Les deux hommes acquiescèrent gravement, puis la saisirent avec précaution. Adriel s'assura qu'ils soient bien rentrés avant de souffler un coup pour évacuer la pression qui ne l'avait plus quittée depuis que les yeux paniqués de Nayati avaient croisé les siens.
Maintenant, il lui fallait récupérer ses affaires. Et quelque chose lui disait que ça n'allait pas être simple. Histoire de ne pas signer son arrêt de mort tout de suite, il décida de faire un détour pour brouiller les pistes. C'était exclu que Stephen ait agi seul, il fallait donc s'attendre à devoir affronter plusieurs assaillants et ce n'était pas avec ce maudit couteau qu'il en viendrait à bout facilement. D'accord, il savait se battre, mais, aussi fort soit-il, s'il se retrouvait face à cinq hommes comme Stephen, il était foutu.

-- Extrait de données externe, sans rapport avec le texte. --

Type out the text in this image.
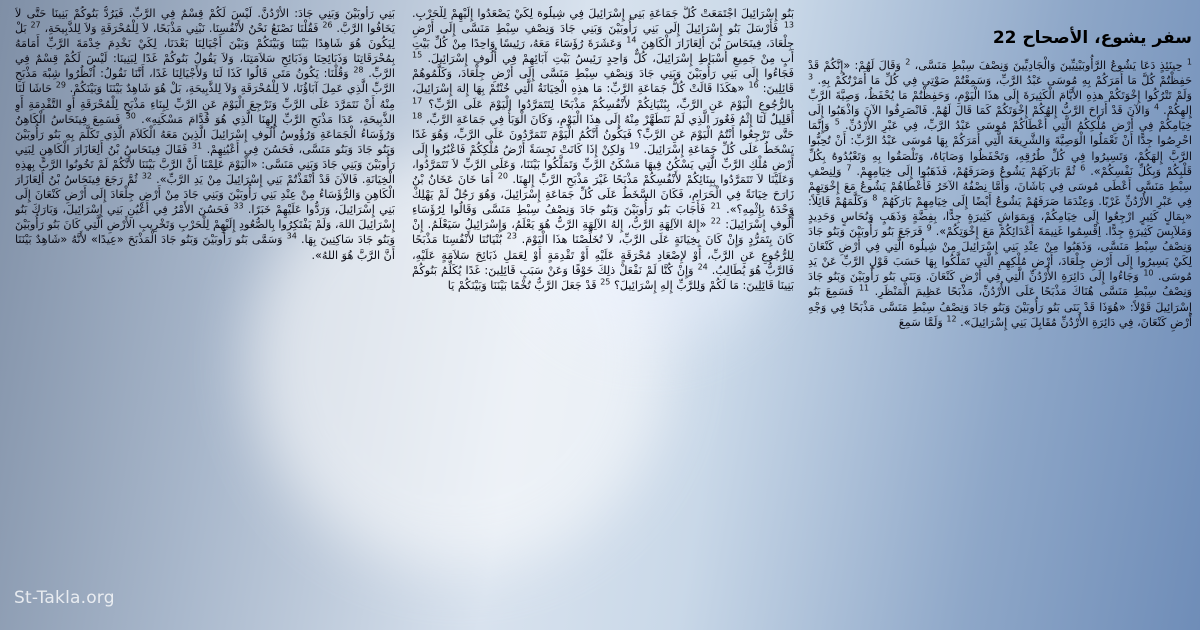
سفر يشوع، الأصحاح 22
$^1$ حِينَئِذٍ دَعَا يَشُوعُ الرَّأُوبَيْنِيِّينَ وَالْجَادِيِّينَ وَنِصْفَ سِبْطِ مَنَسَّى، $^2$ وَقَالَ لَهُمْ: «إِنَّكُمْ قَدْ حَفِظْتُمْ كُلَّ مَا أَمَرَكُمْ بِهِ مُوسَى عَبْدُ الرَّبِّ، وَسَمِعْتُمْ صَوْتِي فِي كُلِّ مَا أَمَرْتُكُمْ بِهِ. $^3$ وَلَمْ تَتْرُكُوا إِخْوَتَكُمْ هذِهِ الأَيَّامَ الْكَثِيرَةَ إِلَى هذَا الْيَوْمِ، وَحَفِظْتُمْ مَا يُحْفَظُ، وَصِيَّةَ الرَّبِّ إِلهِكُمْ. $^4$ وَالآنَ قَدْ أَرَاحَ الرَّبُّ إِلهُكُمْ إِخْوَتَكُمْ كَمَا قَالَ لَهُمْ. فَانْصَرِفُوا الآنَ وَاذْهَبُوا إِلَى خِيَامِكُمْ فِي أَرْضِ مُلْكِكُمُ الَّتِي أَعْطَاكُمْ مُوسَى عَبْدُ الرَّبِّ، فِي عَبْرِ الأُرْدُنِّ. $^5$ وَإِنَّمَا احْرِصُوا جِدًّا أَنْ تَعْمَلُوا الْوَصِيَّةَ وَالشَّرِيعَةَ الَّتِي أَمَرَكُمْ بِهَا مُوسَى عَبْدُ الرَّبِّ: أَنْ تُحِبُّوا الرَّبَّ إِلهَكُمْ، وَتَسِيرُوا فِي كُلِّ طُرُقِهِ، وَتَحْفَظُوا وَصَايَاهُ، وَتَلْصَقُوا بِهِ وَتَعْبُدُوهُ بِكُلِّ قَلْبِكُمْ وَبِكُلِّ نَفْسِكُمْ». $^6$ ثُمَّ بَارَكَهُمْ يَشُوعُ وَصَرَفَهُمْ، فَذَهَبُوا إِلَى خِيَامِهِمْ. $^7$ وَلِنِصْفِ سِبْطِ مَنَسَّى أَعْطَى مُوسَى فِي بَاشَانَ، وَأَمَّا نِصْفُهُ الآخَرُ فَأَعْطَاهُمْ يَشُوعُ مَعَ إِخْوَتِهِمْ فِي عَبْرِ الأُرْدُنِّ غَرْبًا. وَعِنْدَمَا صَرَفَهُمْ يَشُوعُ أَيْضًا إِلَى خِيَامِهِمْ بَارَكَهُمْ $^8$ وَكَلَّمَهُمْ قَائِلاً: «بِمَالٍ كَثِيرٍ ارْجِعُوا إِلَى خِيَامِكُمْ، وَبِمَوَاشٍ كَثِيرَةٍ جِدًّا، بِفِضَّةٍ وَذَهَبٍ وَنُحَاسٍ وَحَدِيدٍ وَمَلاَبِسَ كَثِيرَةٍ جِدًّا. اِقْسِمُوا غَنِيمَةَ أَعْدَائِكُمْ مَعَ إِخْوَتِكُمْ». $^9$ فَرَجَعَ بَنُو رَأُوبَيْنَ وَبَنُو جَادَ وَنِصْفُ سِبْطِ مَنَسَّى، وَذَهَبُوا مِنْ عِنْدِ بَنِي إِسْرَائِيلَ مِنْ شِيلُوهَ الَّتِي فِي أَرْضِ كَنْعَانَ لِكَيْ يَسِيرُوا إِلَى أَرْضِ جِلْعَادَ، أَرْضِ مُلْكِهِمِ الَّتِي تَمَلَّكُوا بِهَا حَسَبَ قَوْلِ الرَّبِّ عَنْ يَدِ مُوسَى. $^{10}$ وَجَاءُوا إِلَى دَائِرَةِ الأُرْدُنِّ الَّتِي فِي أَرْضِ كَنْعَانَ. وَبَنَى بَنُو رَأُوبَيْنَ وَبَنُو جَادَ وَنِصْفُ سِبْطِ مَنَسَّى هُنَاكَ مَذْبَحًا عَلَى الأُرْدُنِّ، مَذْبَحًا عَظِيمَ الْمَنْظَرِ. $^{11}$ فَسَمِعَ بَنُو إِسْرَائِيلَ قَوْلاً: «هُوَذَا قَدْ بَنَى بَنُو رَأُوبَيْنَ وَبَنُو جَادَ وَنِصْفُ سِبْطِ مَنَسَّى مَذْبَحًا فِي وَجْهِ أَرْضِ كَنْعَانَ، فِي دَائِرَةِ الأُرْدُنِّ مُقَابِلَ بَنِي إِسْرَائِيلَ». $^{12}$ وَلَمَّا سَمِعَ
بَنُو إِسْرَائِيلَ اجْتَمَعَتْ كُلُّ جَمَاعَةِ بَنِي إِسْرَائِيلَ فِي شِيلُوهَ لِكَيْ يَصْعَدُوا إِلَيْهِمْ لِلْحَرْبِ. $^{13}$ فَأَرْسَلَ بَنُو إِسْرَائِيلَ إِلَى بَنِي رَأُوبَيْنَ وَبَنِي جَادَ وَنِصْفِ سِبْطِ مَنَسَّى إِلَى أَرْضِ جِلْعَادَ، فِينَحَاسَ بْنَ أَلِعَازَارَ الْكَاهِنَ $^{14}$ وَعَشَرَةَ رُؤَسَاءَ مَعَهُ، رَئِيسًا وَاحِدًا مِنْ كُلِّ بَيْتِ أَبٍ مِنْ جَمِيعِ أَسْبَاطِ إِسْرَائِيلَ، كُلٌّ وَاحِدٍ رَئِيسُ بَيْتِ آبَائِهِمْ فِي أُلُوفِ إِسْرَائِيلَ. $^{15}$ فَجَاءُوا إِلَى بَنِي رَأُوبَيْنَ وَبَنِي جَادَ وَنِصْفِ سِبْطِ مَنَسَّى إِلَى أَرْضِ جِلْعَادَ، وَكَلَّمُوهُمْ قَائِلِينَ: $^{16}$ «هكَذَا قَالَتْ كُلُّ جَمَاعَةِ الرَّبِّ: مَا هذِهِ الْخِيَانَةُ الَّتِي خُنْتُمْ بِهَا إِلهَ إِسْرَائِيلَ، بِالرُّجُوعِ الْيَوْمَ عَنِ الرَّبِّ، بِبُنْيَانِكُمْ لأَنْفُسِكُمْ مَذْبَحًا لِتَتَمَرَّدُوا الْيَوْمَ عَلَى الرَّبِّ؟ $^{17}$ أَقَلِيلٌ لَنَا إِثْمُ فَغُورَ الَّذِي لَمْ نَتَطَهَّرْ مِنْهُ إِلَى هذَا الْيَوْمِ، وَكَانَ الْوَبَأُ فِي جَمَاعَةِ الرَّبِّ، $^{18}$ حَتَّى تَرْجِعُوا أَنْتُمُ الْيَوْمَ عَنِ الرَّبِّ؟ فَيَكُونُ أَنَّكُمُ الْيَوْمَ تَتَمَرَّدُونَ عَلَى الرَّبِّ، وَهُوَ غَدًا يَسْخَطُ عَلَى كُلِّ جَمَاعَةِ إِسْرَائِيلَ. $^{19}$ وَلكِنْ إِذَا كَانَتْ نَجِسَةً أَرْضُ مُلْكِكُمْ فَاعْبُرُوا إِلَى أَرْضِ مُلْكِ الرَّبِّ الَّتِي يَسْكُنُ فِيهَا مَسْكَنُ الرَّبِّ وَتَمَلَّكُوا بَيْنَنَا، وَعَلَى الرَّبِّ لاَ تَتَمَرَّدُوا، وَعَلَيْنَا لاَ تَتَمَرَّدُوا بِبِنَائِكُمْ لأَنْفُسِكُمْ مَذْبَحًا غَيْرَ مَذْبَحِ الرَّبِّ إِلهِنَا. $^{20}$ أَمَا خَانَ عَخَانُ بْنُ زَارَحَ خِيَانَةً فِي الْحَرَامِ، فَكَانَ السَّخَطُ عَلَى كُلِّ جَمَاعَةِ إِسْرَائِيلَ، وَهُوَ رَجُلٌ لَمْ يَهْلِكْ وَحْدَهُ بِإِثْمِهِ؟». $^{21}$ فَأَجَابَ بَنُو رَأُوبَيْنَ وَبَنُو جَادَ وَنِصْفُ سِبْطِ مَنَسَّى وَقَالُوا لِرُؤَسَاءِ أُلُوفِ إِسْرَائِيلَ: $^{22}$ «إِلهُ الآلِهَةِ الرَّبُّ، إِلهُ الآلِهَةِ الرَّبُّ هُوَ يَعْلَمُ، وَإِسْرَائِيلُ سَيَعْلَمُ. إِنْ كَانَ بِتَمَرُّدٍ وَإِنْ كَانَ بِخِيَانَةٍ عَلَى الرَّبِّ، لاَ تُخَلِّصْنَا هذَا الْيَوْمَ. $^{23}$ بُنْيَانُنَا لأَنْفُسِنَا مَذْبَحًا لِلرُّجُوعِ عَنِ الرَّبِّ، أَوْ لإِصْعَادِ مُحْرَقَةٍ عَلَيْهِ أَوْ تَقْدِمَةٍ أَوْ لِعَمَلِ ذَبَائِحَ سَلاَمَةٍ عَلَيْهِ، فَالرَّبُّ هُوَ يُطَالِبُ. $^{24}$ وَإِنْ كُنَّا لَمْ نَفْعَلْ ذلِكَ خَوْفًا وَعَنْ سَبَبٍ قَائِلِينَ: غَدًا يُكَلِّمُ بَنُوكُمْ بَنِينَا قَائِلِينَ: مَا لَكُمْ وَلِلرَّبِّ إِلهِ إِسْرَائِيلَ؟ $^{25}$ قَدْ جَعَلَ الرَّبُّ تُخْمًا بَيْنَنَا وَبَيْنَكُمْ يَا
بَنِي رَأُوبَيْنَ وَبَنِي جَادَ: الأُرْدُنَّ. لَيْسَ لَكُمْ قِسْمٌ فِي الرَّبِّ. فَيَرُدُّ بَنُوكُمْ بَنِينَا حَتَّى لاَ يَخَافُوا الرَّبَّ. $^{26}$ فَقُلْنَا نَصْنَعُ نَحْنُ لأَنْفُسِنَا. نَبْنِي مَذْبَحًا، لاَ لِلْمُحْرَقَةِ وَلاَ لِلذَّبِيحَةِ، $^{27}$ بَلْ لِيَكُونَ هُوَ شَاهِدًا بَيْنَنَا وَبَيْنَكُمْ وَبَيْنَ أَجْيَالِنَا بَعْدَنَا، لِكَيْ نَخْدِمَ خِدْمَةَ الرَّبِّ أَمَامَهُ بِمُحْرَقَاتِنَا وَذَبَائِحِنَا وَذَبَائِحِ سَلاَمَتِنَا، وَلاَ يَقُولُ بَنُوكُمْ غَدًا لِبَنِينَا: لَيْسَ لَكُمْ قِسْمٌ فِي الرَّبِّ. $^{28}$ وَقُلْنَا: يَكُونُ مَتَى قَالُوا كَذَا لَنَا وَلأَجْيَالِنَا غَدًا، أَنَّنَا نَقُولُ: اُنْظُرُوا شِبْهَ مَذْبَحِ الرَّبِّ الَّذِي عَمِلَ آبَاؤُنَا، لاَ لِلْمُحْرَقَةِ وَلاَ لِلذَّبِيحَةِ، بَلْ هُوَ شَاهِدٌ بَيْنَنَا وَبَيْنَكُمْ. $^{29}$ حَاشَا لَنَا مِنْهُ أَنْ نَتَمَرَّدَ عَلَى الرَّبِّ وَنَرْجِعَ الْيَوْمَ عَنِ الرَّبِّ لِبِنَاءِ مَذْبَحٍ لِلْمُحْرَقَةِ أَوِ التَّقْدِمَةِ أَوِ الذَّبِيحَةِ، عَدَا مَذْبَحِ الرَّبِّ إِلهِنَا الَّذِي هُوَ قُدَّامَ مَسْكَنِهِ». $^{30}$ فَسَمِعَ فِينَحَاسُ الْكَاهِنُ وَرُؤَسَاءُ الْجَمَاعَةِ وَرُؤُوسُ أُلُوفِ إِسْرَائِيلَ الَّذِينَ مَعَهُ الْكَلاَمَ الَّذِي تَكَلَّمَ بِهِ بَنُو رَأُوبَيْنَ وَبَنُو جَادَ وَبَنُو مَنَسَّى، فَحَسُنَ فِي أَعْيُنِهِمْ. $^{31}$ فَقَالَ فِينَحَاسُ بْنُ أَلِعَازَارَ الْكَاهِنِ لِبَنِي رَأُوبَيْنَ وَبَنِي جَادَ وَبَنِي مَنَسَّى: «الْيَوْمَ عَلِمْنَا أَنَّ الرَّبَّ بَيْنَنَا لأَنَّكُمْ لَمْ تَخُونُوا الرَّبَّ بِهذِهِ الْخِيَانَةِ. فَالآنَ قَدْ أَنْقَذْتُمْ بَنِي إِسْرَائِيلَ مِنْ يَدِ الرَّبِّ». $^{32}$ ثُمَّ رَجَعَ فِينَحَاسُ بْنُ أَلِعَازَارَ الْكَاهِنِ وَالرُّؤَسَاءُ مِنْ عِنْدِ بَنِي رَأُوبَيْنَ وَبَنِي جَادَ مِنْ أَرْضِ جِلْعَادَ إِلَى أَرْضِ كَنْعَانَ إِلَى بَنِي إِسْرَائِيلَ، وَرَدُّوا عَلَيْهِمْ خَبَرًا. $^{33}$ فَحَسُنَ الأَمْرُ فِي أَعْيُنِ بَنِي إِسْرَائِيلَ، وَبَارَكَ بَنُو إِسْرَائِيلَ اللهَ، وَلَمْ يَفْتَكِرُوا بِالصُّعُودِ إِلَيْهِمْ لِلْحَرْبِ وَتَخْرِيبِ الأَرْضِ الَّتِي كَانَ بَنُو رَأُوبَيْنَ وَبَنُو جَادَ سَاكِنِينَ بِهَا. $^{34}$ وَسَمَّى بَنُو رَأُوبَيْنَ وَبَنُو جَادَ الْمَذْبَحَ «عِيدًا» لأَنَّهُ «شَاهِدٌ بَيْنَنَا أَنَّ الرَّبَّ هُوَ اللهُ».
St-Takla.org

Ses pensées n'arrêtaient pas de revenir vers l'attaque du combattant, dont la façon de procéder lui paraissait bâclée et non réfléchie. Et parce qu'il le connaissait bien, cela lui semblait plus qu'étrange qu'il ait agi ainsi, lui qui passait son temps à traîner avec les larbins d'Elan et qui était réputé pour son calme et sa réflexion. Jamais il ne serait passé à l'action sans avoir analysé de manière stratégique les différents cas de figure. Et surtout, cela paraissait évident qu'Adriel allait lui tomber dessus et qu'il serait blessé, ou pire. Or, il était rare que Stephen se blesse lors des combats ou des excursions, car celui qu'il s'évertuait le plus à protéger n'était autre que lui-même.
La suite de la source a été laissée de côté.